Para pengurus Partai Demokrat pimpinan AHY marah besar melihat peristiwa KLB Deli Serdang ini, Pak Moeldoko yang sejatinya hanya ingin membantu memperbaiki Partai Demokrat dituduh sebagai Pembegal Partai dll. Padahal sesungguhnya, Pak Moeldoko waktu itu mau menerima “lamaran” dari para kader, tokoh dan pendiri-pendiri Partai Demokrat itu atas instruksi Presiden Jokowi.
Saya dan sahabat-sahabat di kepengurusan Partai Demokrat hasil KLB Partai Demokrat ketika itu juga sangat percaya, bahwa mustahil sekali KSP Moeldoko bersedia menerima “lamaran” kami untuk mengambil alih kepemimpinan Partai Demokrat dari tangan AHY dan SBY jika Pak Moeldoko tidak mendapatkan instruksi dari Presiden Jokowi. Atau minimal setidaknya mendapatkan restu.
Tetapi apa yang terjadi kemudian? Menteri Hukum dan HAM, Pak Yasonna H. Laoly Pada 31 Maret 2021 menolak pengesahan Partai Demokrat hasil KLB Deli Serdang yang kami ajukan. Ini menjadi petunjuk besar bahwa Ketua Umum PDIP, Ibu Megawati Soekarno Putri menolak cara-cara jahat yang dilakukan oleh Presiden Jokowi.
Kita semua tahu, Menkumham Pak Yasonna H. Laoly merupakan kader PDIP dan sangat dekat dengan Ibu Megawati Soekarno Putri. Ini berarti pula ada ketegasan moral dan hukum dari Pak Yasonna H. Laoly dan Ibu Megawati untuk menolak “instruksi tersembunyi” Presiden Jokowi kala itu. Maka jangan heran, di akhir masa kekuasaan Imperium Jokowi, Pak Yasonna H. Laoly yang direshuffle. Karena Pak Yasonna itu orangnya lurus seperti penggaris, beliau pasti tidak akan bisa diajak main “perkeliruan” oleh Jokowi.
Kami semua ketika itu tidak putus harapan, didasari keingin tahuan apa yang sebenarnya terjadi di lingkaran istana, kamipun melanjutkan perjuangan kami dengan menempuh upaya hukum hingga sampai ke tingkat Kasasi Mahkamah Agung.
Sebelum kami mengajukan Kasasi terhadap gugatan Keputusan Menkumham tersebut ke Mahkamah Agung, kami melakukan rapat terbatas, hanya berlima dengan Ketum kami, yakni Pak Jenderal TNI (Purn.) Dr. H. Moeldoko, Bang H. Darmizal, Bang Jhoni Allen Marbun dan Bang H. Marzuki Alie dan saya sendiri.

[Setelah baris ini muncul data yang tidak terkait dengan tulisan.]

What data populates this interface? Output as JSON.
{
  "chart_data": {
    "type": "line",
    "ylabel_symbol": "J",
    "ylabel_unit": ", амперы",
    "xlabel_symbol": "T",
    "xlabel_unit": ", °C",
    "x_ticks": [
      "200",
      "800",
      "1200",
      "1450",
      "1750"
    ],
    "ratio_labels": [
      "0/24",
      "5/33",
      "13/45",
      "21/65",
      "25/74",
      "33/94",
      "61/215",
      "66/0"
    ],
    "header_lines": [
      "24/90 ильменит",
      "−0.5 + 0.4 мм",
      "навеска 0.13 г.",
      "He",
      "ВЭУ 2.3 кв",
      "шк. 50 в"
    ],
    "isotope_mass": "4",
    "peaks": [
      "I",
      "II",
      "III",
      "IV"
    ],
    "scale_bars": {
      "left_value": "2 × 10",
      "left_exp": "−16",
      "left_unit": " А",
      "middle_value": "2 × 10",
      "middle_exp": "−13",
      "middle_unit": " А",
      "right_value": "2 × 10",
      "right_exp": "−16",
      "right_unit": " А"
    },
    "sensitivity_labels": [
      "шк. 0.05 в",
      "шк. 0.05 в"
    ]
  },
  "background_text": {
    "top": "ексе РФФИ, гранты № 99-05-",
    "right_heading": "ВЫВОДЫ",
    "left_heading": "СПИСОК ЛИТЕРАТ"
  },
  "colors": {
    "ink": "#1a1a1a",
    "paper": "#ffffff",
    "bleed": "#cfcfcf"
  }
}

Dan ternyata ada hal yang sangat mengejutkan bagi kami berempat ketika itu (saya, Bang H. Darmizal, Bang Jhoni Allen Marbun dan Bang H. Marzuki Alie). Rasa penasaran yang dalam, apakah Presiden Jokowi telah terlibat dalam hal ini, telah terjawab dari ucapan Pak Moeldoko tanpa disengaja, alias beliau keceplos.
“Bagaimana ini, apakah akan terus dilanjutkan ke tingkat Kasasi?. Bagaimana pendapat Bang Jhoni Allen Marbun? Bagaimana pendapat Bang Marzuki Alie? Bagaimana pendapat Bang Darmizal? Bagaimana pendapat Adinda Saiful Huda?”. Tanya Pak Moeldoko pada kami berempat.

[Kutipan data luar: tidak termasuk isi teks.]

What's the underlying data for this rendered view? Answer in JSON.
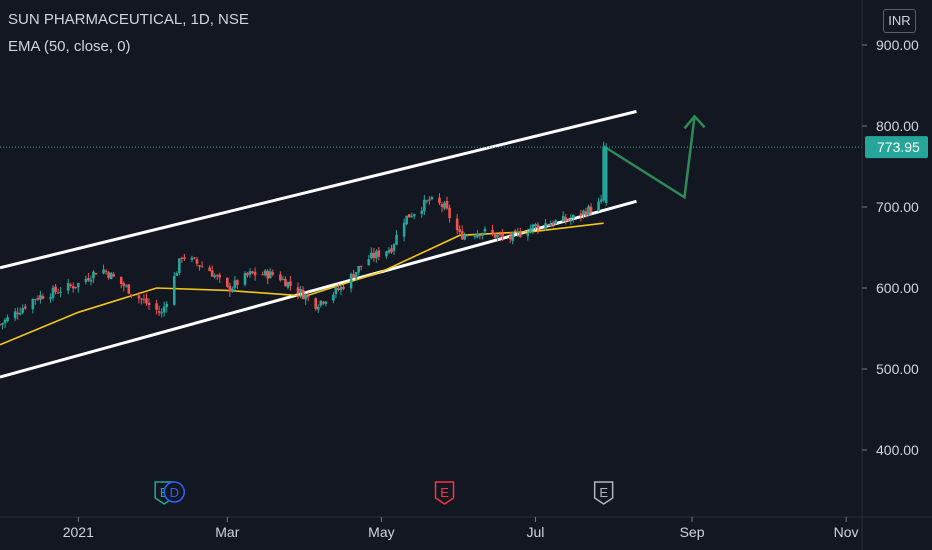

Satu persatu dari kami berempat memberikan tanggapannya masing-masing, sesuai dengan analisa politik yang kami berempat yakini. Setelah saya yang lebih memilih untuk mengemukakan pandangan politik yang terakhir, sayapun kemudian balik bertanya pada Ketum kami;”Pak Ketum, adakah hal yang disampaikan oleh Presiden Jokowi pada Pak Ketum?”. Tanya saya.
“Hemmm…beliau (Presiden Jokowi) bertanya (maksudnya bertanya pada KSP Pak Moeldoko), sudah sampai mana upaya hukumnya? Jangan sampai kita cari cara lain yang sangat terlihat. Harus dipikirkan betul-betul ini. Meng KPK kannya (maksudnya mencari-cari kesalahan AHY dan SBY dengan cara mentersangkakan nya melalui KPK), akan terlalu terlihat mencolok”. Jelas Pak Moeldoko yang menceritakan pada kami soal ucapan Presiden Jokowi.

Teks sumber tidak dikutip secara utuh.